- Theatrical release poster
- Directed by: Sujay Dahake
- Written by: Sujay Dahake
- Screenplay by: Sujay Dahake
- Produced by: Dhananjay Singh Masoom, Rabindra Choubey
- Starring: Ketaki Mategaonkar Madan Deodhar
- Cinematography: Archana Borhade
- Edited by: B. Mahanteshwar
- Music by: Hrishikesh-Saurabh-Jasraj Score: Saket Kanetkar
- Production companies: Eros International Spice Studios & Entertainment Pvt Ltd V.Patke Films Production
- Distributed by: Eros International
- Release date: 11 March 2016;
- Country: India
- Language: Marathi

= Phuntroo =

2016 film directed by Sujay Dahake

Phuntroo is a 2016 Indian Marathi language Science fiction film, directed by Sujay Dahake and produced by Krishika Lulla and Dhananjay Singh Masoom under the banner Eros International. This is third movie by Sujay Dahake after successful debut film Shala and Ajoba. The film stars Ketaki Mategaonkar and Madan Deodhar in lead roles. The supporting cast features Shivraj Waichal, Shivani Rangole, Ruturaj Shinde, Anshuman Joshi and Rohit Nikam.

== Plot ==
Vira is a mad genius who is deeply love struck on Anaya. Faced with utter rejection from the love of his life, he creates a breakthrough invention that will cure his loneliness.

== Cast ==
- Ketaki Mategaonkar as Ananya/Phuntroo
- Madan Deodhar as Vira
- Shivani Rangole
- Mohan Agashe
- Shivraj Waichal
- Ruturaj Shinde
- Anshuman Joshi
- Rohit Nikam

== Reception ==
The movie received a mixed to positive response largely praised for handling a subject hitherto not projected earlier in Marathi cinema, rather than for its storyline. Mihir Bhanage of Times of India wrote "The film has its flaws.

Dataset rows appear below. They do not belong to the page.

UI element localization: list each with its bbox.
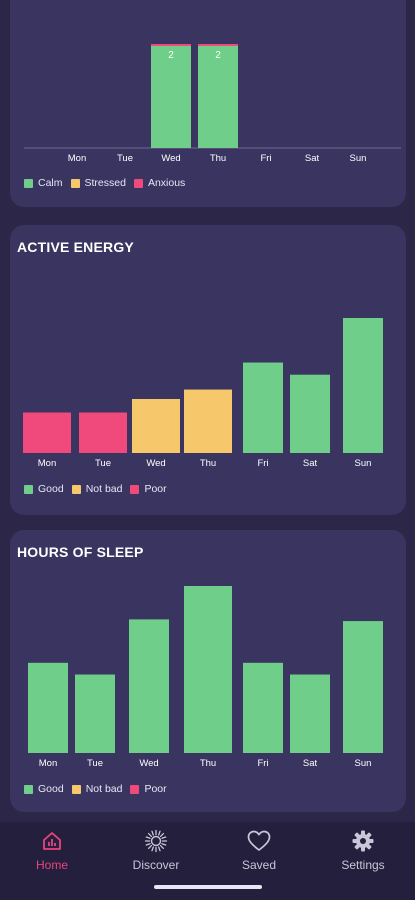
tick-label: Sun: [350, 153, 367, 164]
legend-label: Good: [38, 483, 64, 495]
tick-label: Sun: [355, 758, 372, 769]
bar-sat: [290, 374, 330, 453]
nav-saved[interactable]: Saved: [219, 828, 299, 872]
bar-value-label: 2: [215, 50, 221, 61]
bar-sun: [343, 621, 383, 753]
bar-value-label: 2: [168, 50, 174, 61]
bar-tue: [79, 412, 127, 453]
legend-swatch: [71, 784, 81, 794]
legend-label: Not bad: [85, 483, 123, 495]
card-title: HOURS OF SLEEP: [17, 544, 144, 560]
legend-swatch: [24, 178, 33, 188]
bar-wed: [132, 399, 180, 453]
hours-of-sleep-chart: Mon Tue Wed Thu Fri Sat Sun: [28, 586, 383, 769]
legend-good: Good: [24, 483, 64, 495]
tick-label: Tue: [87, 758, 103, 769]
nav-label: Settings: [341, 858, 385, 872]
legend-swatch: [70, 178, 80, 188]
legend-stressed: Stressed: [70, 177, 126, 189]
nav-discover[interactable]: Discover: [116, 828, 196, 872]
bar-mon: [28, 662, 68, 753]
tick-label: Mon: [39, 758, 57, 769]
legend-swatch: [71, 484, 81, 494]
tick-label: Wed: [161, 153, 180, 164]
legend-calm: Calm: [24, 177, 63, 189]
tick-label: Wed: [139, 758, 158, 769]
legend-swatch: [130, 484, 140, 494]
mood-card: Mon Tue 2 Wed 2 Thu Fri Sat Sun Calm Stressed An…: [10, 0, 406, 207]
chart-home-icon: [12, 828, 92, 854]
legend-poor: Poor: [130, 483, 167, 495]
tick-label: Fri: [257, 758, 268, 769]
tick-label: Mon: [38, 458, 56, 469]
nav-home[interactable]: Home: [12, 828, 92, 872]
legend-label: Not bad: [85, 783, 123, 795]
mood-chart: Mon Tue 2 Wed 2 Thu Fri Sat Sun: [24, 44, 401, 164]
nav-label: Saved: [241, 858, 277, 872]
tick-label: Sat: [303, 458, 318, 469]
nav-label: Discover: [132, 858, 180, 872]
tick-label: Tue: [95, 458, 111, 469]
tick-label: Thu: [210, 153, 226, 164]
tick-label: Sat: [303, 758, 318, 769]
tick-label: Fri: [257, 458, 268, 469]
card-title: ACTIVE ENERGY: [17, 239, 134, 255]
legend-label: Poor: [144, 483, 167, 495]
legend-not-bad: Not bad: [71, 483, 123, 495]
bar-fri: [243, 362, 283, 453]
gear-icon: [323, 828, 403, 854]
legend-label: Calm: [38, 177, 63, 189]
active-energy-card: ACTIVE ENERGY Mon Tue Wed Thu Fri Sat Sun Good…: [10, 225, 406, 515]
bar-sun: [343, 318, 383, 453]
legend-swatch: [133, 178, 143, 188]
tick-label: Sun: [355, 458, 372, 469]
legend-poor: Poor: [130, 783, 167, 795]
sun-burst-icon: [116, 828, 196, 854]
legend-label: Poor: [144, 783, 167, 795]
bar-thu: [184, 586, 232, 753]
tick-label: Tue: [117, 153, 133, 164]
active-energy-chart: Mon Tue Wed Thu Fri Sat Sun: [23, 318, 383, 469]
legend-swatch: [24, 784, 33, 794]
bar-fri: [243, 662, 283, 753]
nav-settings[interactable]: Settings: [323, 828, 403, 872]
energy-legend: Good Not bad Poor: [24, 483, 175, 495]
bar-top-accent: [151, 44, 191, 46]
legend-label: Anxious: [147, 177, 186, 189]
tick-label: Fri: [260, 153, 271, 164]
bar-wed: [129, 619, 169, 753]
nav-label: Home: [35, 858, 68, 872]
legend-swatch: [130, 784, 140, 794]
mood-legend: Calm Stressed Anxious: [24, 177, 193, 189]
legend-good: Good: [24, 783, 64, 795]
legend-not-bad: Not bad: [71, 783, 123, 795]
legend-swatch: [24, 484, 33, 494]
bar-sat: [290, 674, 330, 753]
tick-label: Sat: [305, 153, 320, 164]
legend-anxious: Anxious: [133, 177, 186, 189]
heart-icon: [219, 828, 299, 854]
bar-tue: [75, 674, 115, 753]
bar-top-accent: [198, 44, 238, 46]
bar-wed: [151, 44, 191, 148]
bar-thu: [198, 44, 238, 148]
tick-label: Wed: [146, 458, 165, 469]
bar-thu: [184, 389, 232, 453]
sleep-legend: Good Not bad Poor: [24, 783, 175, 795]
tick-label: Mon: [68, 153, 86, 164]
home-indicator: [154, 885, 262, 889]
hours-of-sleep-card: HOURS OF SLEEP Mon Tue Wed Thu Fri Sat Sun Goo…: [10, 530, 406, 812]
legend-label: Good: [38, 783, 64, 795]
tick-label: Thu: [200, 458, 216, 469]
legend-label: Stressed: [84, 177, 126, 189]
bar-mon: [23, 412, 71, 453]
tick-label: Thu: [200, 758, 216, 769]
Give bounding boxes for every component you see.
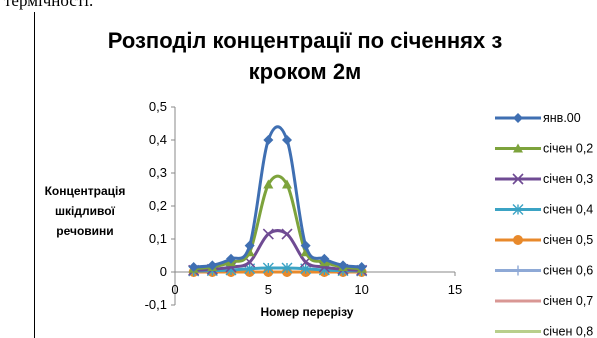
y-axis-label-line: Концентрація xyxy=(45,184,126,198)
x-tick-label: 5 xyxy=(265,282,272,297)
y-tick-label: 0 xyxy=(160,264,167,279)
data-point xyxy=(207,260,218,271)
series-line xyxy=(193,229,362,272)
y-tick-label: 0,1 xyxy=(149,231,167,246)
y-tick-label: 0,3 xyxy=(149,165,167,180)
data-point xyxy=(338,260,348,271)
y-tick-label: -0,1 xyxy=(145,297,167,312)
x-tick-label: 0 xyxy=(171,282,178,297)
data-point xyxy=(244,240,255,251)
legend-label: січен 0,8 xyxy=(543,325,593,338)
data-point xyxy=(188,262,199,273)
legend-label: січен 0,6 xyxy=(543,264,593,278)
data-point xyxy=(262,262,274,274)
data-point xyxy=(300,240,311,251)
chart-svg: Розподіл концентрації по січеннях з кроко… xyxy=(45,28,594,338)
legend-marker xyxy=(513,265,523,276)
legend-marker xyxy=(513,235,523,245)
legend-label: січен 0,5 xyxy=(543,233,593,247)
legend-label: січен 0,4 xyxy=(543,203,593,217)
legend-label: січен 0,7 xyxy=(543,294,593,308)
chart-area: Розподіл концентрації по січеннях з кроко… xyxy=(34,12,596,338)
data-point xyxy=(282,179,292,189)
y-tick-label: 0,5 xyxy=(149,99,167,114)
x-axis-label: Номер перерізу xyxy=(261,305,354,319)
series-line xyxy=(193,125,362,269)
x-tick-label: 15 xyxy=(448,282,462,297)
legend-label: янв.00 xyxy=(543,111,581,125)
legend-marker xyxy=(512,204,524,215)
legend-marker xyxy=(512,173,524,185)
legend-label: січен 0,3 xyxy=(543,172,593,186)
series-line xyxy=(193,174,362,271)
y-tick-label: 0,2 xyxy=(149,198,167,213)
data-point xyxy=(281,262,293,274)
data-point xyxy=(281,228,293,240)
document-text-fragment: термічності. xyxy=(4,0,94,10)
y-axis-label-line: шкідливої xyxy=(55,204,116,218)
legend-marker xyxy=(513,113,523,123)
legend-marker xyxy=(513,143,523,153)
data-point xyxy=(356,262,367,273)
series-line xyxy=(193,266,362,273)
y-tick-label: 0,4 xyxy=(149,132,167,147)
data-point xyxy=(282,135,292,145)
data-point xyxy=(263,179,274,189)
chart-title-line-2: кроком 2м xyxy=(249,59,362,84)
x-tick-label: 10 xyxy=(354,282,368,297)
y-axis-label-line: речовини xyxy=(56,224,113,238)
data-point xyxy=(263,135,274,145)
legend-label: січен 0,2 xyxy=(543,142,593,156)
data-point xyxy=(262,228,274,240)
chart-title-line-1: Розподіл концентрації по січеннях з xyxy=(108,28,503,53)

It leaves quite a few questions unanswered and is unnecessarily stretched towards the end. Despite that, 'Phuntroo' is entertaining and will surely strike a chord with the younger lot. The film is a good weekend watch." Ganesh Matkari of Pune Mirror wrote "In my opinion, Phuntroo is easily his (Director Sujay Dahake) best work to date and it shows great promise. The film is technically strong and a lot of thought has gone into the visual aspect of the storytelling. Although the film has sci-fi elements, it's ideal to look at from the romantic angle. It will help you stay with the film even when science goes for a toss. My advice is to keep your expectations in check, and you are all set to enjoy Phuntroo.